Below are some common incentive compensation programs:

  1. Bonus Plan. The simplest type of arrangement is an annual cash bonus plan. Bonus plans can be totally discretionary, where the employer has complete flexibility in the amount of payment. Alternatively, the plan can be more formulaic. The plan’s performance objectives may be tied to company performance, personal performance or some combination of the two. Typically, annual bonuses are only paid to those employees who have continued in active employment with the company through year-end, or through the date bonuses are otherwise payable. There may be exceptions for terminations on account of death, disability and/or retirement, in which case a prorated payment may be made.Importantly, the definition of profits and/or any other target or formula triggering payment should be carefully crafted so that it is tied to key performance indicators of the employer and employee and provides a reasonable basis for determining awards. Equally important, the target should be challenging but not unattainable.
  2. Deferred Bonus Plan. A deferred bonus plan involves a delayed payment of all or some portion of the bonus earned during the year. For example, some portion of the employee’s bonus is paid shortly after year-end and some portion may be paid in installments or otherwise credited to a bookkeeping account in the employee’s name for later payment. The deferred portion may be part of a nonqualified deferred compensation plan which is payable over time or upon the occurrence of a payment event, such as termination of employment or a change in control of the employer. Additional design issues should be considered (such as vesting, crediting earnings to the deferred amounts and forfeiture events, such as violation of a covenant not to compete) before such a deferred bonus plan is implemented.
  3. Sale Bonus Plan. A sale bonus plan allocates to key employees a portion of the net proceeds otherwise payable to the owners or the company on a sale of the company, perhaps above a certain threshold level. As a retention incentive, payment is typically conditioned on the key employee remaining in the company’s employ through the sale date.
  4. Stock Appreciation Rights (“SAR”) Plan. A SAR plan grants to a participant the right to receive a payment tied to the appreciation in value of the company’s stock. For example, if the fair market value of the stock today is $1.00 per share, a participant is granted 10,000 SARs, and the stock appreciates to $3.00 per share, upon a distribution event, the participant would receive $3.00 minus $1.00 or $2.00, multiplied by 10,000, for a payment of $20,000. Typically, SARs are subject to a vesting schedule, which means that payment is conditioned both on the company’s stock appreciating in value and the employee remaining in active employment with the company through the vesting date or dates. While some SARs can be exercised from time to time by the participant after they vest, it is more typical for private company SARs to be exercised automatically upon termination of the participant’s employment, sale of the company or some other triggering event.
  5. Phantom Stock Plan. This type of arrangement is similar to SARs but involves a full value award. A phantom stock award gives a participant the right to receive the full value of a share of company stock on a distribution event. Stated differently, the participant has the economic rights of a shareholder but not the other attributes of stock ownership. Therefore, for example, the participant has no voting rights, cannot transfer company stock and has no right to access the company’s books and records. Phantom stock awards cannot be exercisable by participants from time to time. Either the participant has to elect in advance when the award will be paid out or the award provides for payment upon the occurrence of a triggering event, such as termination of employment or a change in control.
  6. Employee Stock Ownership Plan (ESOP).  An ESOP is an employee benefit plan that gives a company’s employees ownership interest in the company; this interest takes the form of shares of stock. ESOPs give the sponsoring company—the selling shareholder—and participants various tax benefits, making them qualified plans.  ESOPs are most commonly used to facilitate succession planning, allowing a company owner to sell his or her. shares and transition flexibly out of the business.  In an ESOP, a company sets up a trust fund, into which it contributes new shares of its own stock or cash to buy existing shares. Alternatively, the ESOP can borrow money to buy new or existing shares, with the company making cash contributions to the plan to enable it to repay the loan.

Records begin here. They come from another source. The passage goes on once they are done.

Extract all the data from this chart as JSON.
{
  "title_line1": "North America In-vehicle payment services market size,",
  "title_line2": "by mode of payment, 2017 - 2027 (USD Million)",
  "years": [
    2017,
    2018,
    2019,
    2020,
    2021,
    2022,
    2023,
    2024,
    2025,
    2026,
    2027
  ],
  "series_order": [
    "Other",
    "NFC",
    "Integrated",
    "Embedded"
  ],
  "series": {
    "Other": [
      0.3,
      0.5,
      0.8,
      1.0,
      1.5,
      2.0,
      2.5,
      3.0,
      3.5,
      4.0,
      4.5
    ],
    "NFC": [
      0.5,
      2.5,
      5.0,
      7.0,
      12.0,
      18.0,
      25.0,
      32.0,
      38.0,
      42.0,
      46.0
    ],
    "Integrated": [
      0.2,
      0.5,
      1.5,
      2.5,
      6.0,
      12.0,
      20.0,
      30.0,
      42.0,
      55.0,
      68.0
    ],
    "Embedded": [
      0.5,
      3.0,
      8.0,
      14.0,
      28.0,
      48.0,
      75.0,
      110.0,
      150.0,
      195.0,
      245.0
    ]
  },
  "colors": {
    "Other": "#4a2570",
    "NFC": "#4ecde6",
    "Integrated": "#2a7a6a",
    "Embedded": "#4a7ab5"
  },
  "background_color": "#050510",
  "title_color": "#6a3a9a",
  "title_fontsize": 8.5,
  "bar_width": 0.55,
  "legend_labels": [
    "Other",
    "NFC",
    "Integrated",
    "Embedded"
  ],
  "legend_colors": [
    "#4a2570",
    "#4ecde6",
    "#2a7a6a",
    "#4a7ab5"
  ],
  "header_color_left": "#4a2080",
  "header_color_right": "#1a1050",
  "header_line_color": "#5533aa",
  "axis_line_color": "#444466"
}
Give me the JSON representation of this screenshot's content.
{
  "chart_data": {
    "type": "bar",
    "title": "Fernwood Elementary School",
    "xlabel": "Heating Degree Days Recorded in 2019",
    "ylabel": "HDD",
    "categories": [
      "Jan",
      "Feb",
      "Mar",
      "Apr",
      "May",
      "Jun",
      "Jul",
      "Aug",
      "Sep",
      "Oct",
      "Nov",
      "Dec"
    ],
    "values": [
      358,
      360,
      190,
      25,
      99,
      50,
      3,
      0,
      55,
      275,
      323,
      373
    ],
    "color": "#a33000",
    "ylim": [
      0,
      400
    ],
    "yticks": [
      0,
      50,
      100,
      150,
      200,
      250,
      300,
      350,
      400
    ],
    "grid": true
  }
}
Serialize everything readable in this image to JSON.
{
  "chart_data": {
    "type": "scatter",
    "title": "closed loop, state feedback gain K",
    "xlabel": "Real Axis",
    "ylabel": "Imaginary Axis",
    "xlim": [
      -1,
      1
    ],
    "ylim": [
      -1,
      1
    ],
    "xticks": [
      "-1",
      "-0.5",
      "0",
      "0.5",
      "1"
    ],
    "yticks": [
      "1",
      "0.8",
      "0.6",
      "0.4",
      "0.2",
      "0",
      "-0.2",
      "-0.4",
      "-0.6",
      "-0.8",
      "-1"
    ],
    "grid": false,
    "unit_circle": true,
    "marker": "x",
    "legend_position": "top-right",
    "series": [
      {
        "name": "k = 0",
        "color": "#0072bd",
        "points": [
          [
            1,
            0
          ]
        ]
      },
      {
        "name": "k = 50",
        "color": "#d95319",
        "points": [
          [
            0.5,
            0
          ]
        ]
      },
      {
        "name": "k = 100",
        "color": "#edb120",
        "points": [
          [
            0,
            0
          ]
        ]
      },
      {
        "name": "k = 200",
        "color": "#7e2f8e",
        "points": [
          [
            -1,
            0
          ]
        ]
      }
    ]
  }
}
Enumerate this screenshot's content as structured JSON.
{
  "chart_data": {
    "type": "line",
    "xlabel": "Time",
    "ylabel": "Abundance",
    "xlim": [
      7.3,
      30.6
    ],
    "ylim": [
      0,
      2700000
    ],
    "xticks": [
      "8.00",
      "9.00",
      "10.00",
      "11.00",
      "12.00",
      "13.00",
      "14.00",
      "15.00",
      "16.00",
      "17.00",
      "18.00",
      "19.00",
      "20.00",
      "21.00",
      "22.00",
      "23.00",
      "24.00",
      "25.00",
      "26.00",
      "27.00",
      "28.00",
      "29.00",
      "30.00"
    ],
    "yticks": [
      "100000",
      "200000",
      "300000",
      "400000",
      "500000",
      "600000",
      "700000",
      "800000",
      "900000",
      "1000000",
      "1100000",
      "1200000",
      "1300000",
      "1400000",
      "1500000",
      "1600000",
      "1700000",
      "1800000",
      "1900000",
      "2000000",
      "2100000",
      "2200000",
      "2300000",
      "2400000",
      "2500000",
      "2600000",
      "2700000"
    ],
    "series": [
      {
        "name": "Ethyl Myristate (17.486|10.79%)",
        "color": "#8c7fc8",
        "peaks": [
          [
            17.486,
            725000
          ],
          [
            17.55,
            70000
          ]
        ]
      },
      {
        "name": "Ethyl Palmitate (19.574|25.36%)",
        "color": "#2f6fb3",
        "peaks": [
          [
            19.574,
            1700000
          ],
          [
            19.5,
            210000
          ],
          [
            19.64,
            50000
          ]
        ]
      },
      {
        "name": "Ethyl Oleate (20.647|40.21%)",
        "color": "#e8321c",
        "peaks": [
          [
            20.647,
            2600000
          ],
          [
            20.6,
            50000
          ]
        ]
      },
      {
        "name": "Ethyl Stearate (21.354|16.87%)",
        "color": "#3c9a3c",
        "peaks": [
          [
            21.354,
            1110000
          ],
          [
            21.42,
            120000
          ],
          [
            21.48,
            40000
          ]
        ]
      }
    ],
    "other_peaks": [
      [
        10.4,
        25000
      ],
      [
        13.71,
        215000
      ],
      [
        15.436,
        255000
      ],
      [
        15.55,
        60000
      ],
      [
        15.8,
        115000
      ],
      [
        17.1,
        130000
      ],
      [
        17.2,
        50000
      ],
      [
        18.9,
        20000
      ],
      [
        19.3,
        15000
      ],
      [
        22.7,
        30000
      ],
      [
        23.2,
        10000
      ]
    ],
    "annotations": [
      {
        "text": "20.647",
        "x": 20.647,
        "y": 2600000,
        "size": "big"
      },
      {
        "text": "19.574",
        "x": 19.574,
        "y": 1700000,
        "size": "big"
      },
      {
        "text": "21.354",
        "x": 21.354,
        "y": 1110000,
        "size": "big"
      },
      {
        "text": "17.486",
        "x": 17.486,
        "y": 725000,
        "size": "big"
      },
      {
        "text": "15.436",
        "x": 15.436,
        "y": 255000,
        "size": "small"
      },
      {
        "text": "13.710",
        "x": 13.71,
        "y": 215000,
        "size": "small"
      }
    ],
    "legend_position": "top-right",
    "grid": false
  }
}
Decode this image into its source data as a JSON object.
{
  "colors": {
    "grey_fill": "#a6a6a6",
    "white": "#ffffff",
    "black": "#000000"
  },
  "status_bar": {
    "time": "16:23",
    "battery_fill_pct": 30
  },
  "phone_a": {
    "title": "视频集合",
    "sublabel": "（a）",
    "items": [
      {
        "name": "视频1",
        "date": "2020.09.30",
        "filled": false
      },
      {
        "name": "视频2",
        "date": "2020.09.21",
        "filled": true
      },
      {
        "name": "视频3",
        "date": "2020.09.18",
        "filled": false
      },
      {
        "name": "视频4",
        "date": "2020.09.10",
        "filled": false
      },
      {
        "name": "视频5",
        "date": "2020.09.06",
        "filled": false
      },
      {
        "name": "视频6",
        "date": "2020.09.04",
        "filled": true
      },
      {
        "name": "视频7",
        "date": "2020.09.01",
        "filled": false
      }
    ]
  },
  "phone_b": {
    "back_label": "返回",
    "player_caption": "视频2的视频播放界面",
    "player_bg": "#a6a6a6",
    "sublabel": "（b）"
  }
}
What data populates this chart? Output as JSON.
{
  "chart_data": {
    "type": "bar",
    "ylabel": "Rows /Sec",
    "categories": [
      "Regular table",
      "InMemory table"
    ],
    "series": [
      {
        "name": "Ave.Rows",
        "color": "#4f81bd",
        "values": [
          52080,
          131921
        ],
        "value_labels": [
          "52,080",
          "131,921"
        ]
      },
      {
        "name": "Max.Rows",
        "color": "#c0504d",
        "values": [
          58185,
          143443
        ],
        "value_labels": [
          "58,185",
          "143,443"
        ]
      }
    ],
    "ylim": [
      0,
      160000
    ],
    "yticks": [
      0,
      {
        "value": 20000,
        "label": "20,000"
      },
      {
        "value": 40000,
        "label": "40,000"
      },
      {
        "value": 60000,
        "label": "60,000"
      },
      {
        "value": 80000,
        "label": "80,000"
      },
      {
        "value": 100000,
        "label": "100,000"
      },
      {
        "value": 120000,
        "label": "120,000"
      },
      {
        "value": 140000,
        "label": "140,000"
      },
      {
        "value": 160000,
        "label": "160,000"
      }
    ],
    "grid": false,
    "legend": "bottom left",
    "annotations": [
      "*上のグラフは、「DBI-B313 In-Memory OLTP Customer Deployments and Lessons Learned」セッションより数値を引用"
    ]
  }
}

It is vitally important for an employer to obtain proper legal advice in setting up any of these arrangements. For example, an incorrectly designed incentive compensation plan can subject your employee participants to significant tax penalties under the Internal Revenue Code’s rules governing nonqualified deferred compensation plans. Also, potentially, if the plan covers too many employees or the wrong class of employees, the plan can inadvertently be subject to the Employee Retirement Income Security Act of 1974, or ERISA, which can have serious adverse consequences to all concerned.

The information presented here should not be construed as legal, tax, accounting, or valuation advice. No one should act on such information without appropriate professional advice and after a thorough examination of the particular situation.